3. Add foamy water to dry ingredients and mix with a spatula or your hands until just combined. Transfer the dough to the food processor (with a dough blade), and pulse on the dough function until all the ingredients are well mixed.
(The KAF recipe for whole wheat dough instructs you to process it for 20 minutes, but I if use my food processor on the dough setting for just a few minutes, it starts jumping around as if possessed by pink ectoplasm. About 5 minutes seems to work for me.)
4. Once dough is fully processed it can sit for a minute or two while you use the 1 Tbsp. reserved butter to grease the baking pan. Pull the dough out of the food processor and add it to the pan. At this point, you can shape the dough while in the pan: punch it in there if you need to, and make sure there are no gaps between the dough and the sides of the pan. Loosely tent some plastic wrap over the top of the pan and let sit to rise (preferably in a warm part of your kitchen).

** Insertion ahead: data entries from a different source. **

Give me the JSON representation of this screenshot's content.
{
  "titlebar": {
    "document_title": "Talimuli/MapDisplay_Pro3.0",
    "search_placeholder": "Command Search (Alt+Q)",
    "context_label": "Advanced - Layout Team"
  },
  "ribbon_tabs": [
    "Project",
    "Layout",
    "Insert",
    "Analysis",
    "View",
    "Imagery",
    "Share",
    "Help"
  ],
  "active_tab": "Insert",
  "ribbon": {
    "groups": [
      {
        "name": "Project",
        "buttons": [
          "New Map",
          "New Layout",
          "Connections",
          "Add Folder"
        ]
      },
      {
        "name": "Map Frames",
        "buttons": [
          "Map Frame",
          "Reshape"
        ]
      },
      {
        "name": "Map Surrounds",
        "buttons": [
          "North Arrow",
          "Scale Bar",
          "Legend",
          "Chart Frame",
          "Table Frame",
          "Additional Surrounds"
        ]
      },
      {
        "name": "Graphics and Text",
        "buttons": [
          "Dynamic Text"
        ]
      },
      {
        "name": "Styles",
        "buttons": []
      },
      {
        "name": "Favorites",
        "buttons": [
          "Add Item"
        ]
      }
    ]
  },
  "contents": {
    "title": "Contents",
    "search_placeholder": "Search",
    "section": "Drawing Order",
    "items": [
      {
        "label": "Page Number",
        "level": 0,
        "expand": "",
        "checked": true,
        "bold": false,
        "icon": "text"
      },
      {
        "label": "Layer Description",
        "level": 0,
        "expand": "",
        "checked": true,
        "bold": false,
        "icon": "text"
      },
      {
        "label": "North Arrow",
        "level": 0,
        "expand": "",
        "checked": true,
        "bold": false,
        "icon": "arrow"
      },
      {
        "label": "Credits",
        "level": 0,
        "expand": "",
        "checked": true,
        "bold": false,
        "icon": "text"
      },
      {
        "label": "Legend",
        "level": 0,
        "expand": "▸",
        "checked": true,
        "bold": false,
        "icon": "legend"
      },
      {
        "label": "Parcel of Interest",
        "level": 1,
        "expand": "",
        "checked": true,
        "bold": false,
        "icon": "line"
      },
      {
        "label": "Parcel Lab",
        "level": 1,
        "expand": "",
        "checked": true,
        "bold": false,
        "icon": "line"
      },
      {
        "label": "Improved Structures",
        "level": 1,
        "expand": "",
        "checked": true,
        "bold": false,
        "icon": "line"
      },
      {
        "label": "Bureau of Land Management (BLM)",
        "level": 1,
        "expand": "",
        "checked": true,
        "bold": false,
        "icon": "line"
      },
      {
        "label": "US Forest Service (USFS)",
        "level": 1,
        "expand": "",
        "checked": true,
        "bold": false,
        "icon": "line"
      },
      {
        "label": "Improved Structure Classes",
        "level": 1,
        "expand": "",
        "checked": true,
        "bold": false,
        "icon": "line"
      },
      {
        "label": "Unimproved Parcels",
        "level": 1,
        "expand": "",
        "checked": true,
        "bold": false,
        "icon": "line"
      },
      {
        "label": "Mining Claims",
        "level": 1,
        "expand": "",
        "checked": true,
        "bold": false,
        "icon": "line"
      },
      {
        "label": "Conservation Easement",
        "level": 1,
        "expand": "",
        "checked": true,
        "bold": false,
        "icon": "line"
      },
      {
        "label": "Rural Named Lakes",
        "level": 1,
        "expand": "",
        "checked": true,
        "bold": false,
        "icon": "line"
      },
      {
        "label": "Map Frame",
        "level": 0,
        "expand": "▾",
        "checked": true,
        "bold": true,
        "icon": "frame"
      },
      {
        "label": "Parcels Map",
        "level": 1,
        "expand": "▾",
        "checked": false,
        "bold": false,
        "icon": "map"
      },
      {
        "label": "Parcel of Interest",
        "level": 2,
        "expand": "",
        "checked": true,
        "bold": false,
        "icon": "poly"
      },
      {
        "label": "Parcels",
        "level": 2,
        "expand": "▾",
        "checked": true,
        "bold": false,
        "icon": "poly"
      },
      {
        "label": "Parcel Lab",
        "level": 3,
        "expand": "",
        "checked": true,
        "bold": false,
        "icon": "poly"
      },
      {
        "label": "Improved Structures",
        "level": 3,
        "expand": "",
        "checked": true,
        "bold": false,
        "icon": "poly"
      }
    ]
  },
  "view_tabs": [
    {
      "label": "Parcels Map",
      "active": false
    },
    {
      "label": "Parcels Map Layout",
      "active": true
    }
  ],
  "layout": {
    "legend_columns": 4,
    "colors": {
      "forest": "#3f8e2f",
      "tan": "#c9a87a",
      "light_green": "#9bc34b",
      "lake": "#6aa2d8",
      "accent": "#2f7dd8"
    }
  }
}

5. After 45 minutes, the dough should be risen enough to just be rounded above the rim of the baking dish. Even if the sides are not risen above the rim, you don’t want to let it rise too high. Preheat your oven to 350 degrees. Once the dough has risen an hour, it’s ready for baking. Bake for 35 minutes. Let cool for 5 minutes before turning the loaf out of the pan onto a wire cooling rack, then let cool completely.
Store in a plastic bag in the fridge. To preserve freshness, only slice off what you want when you want it, and your bread will keep for up to two weeks. (If you slice it all at once, it will become stale pretty quickly.) Enjoy with PB&J, Speculoos, butter and jam, or however way you want it; you have sandwich bread now!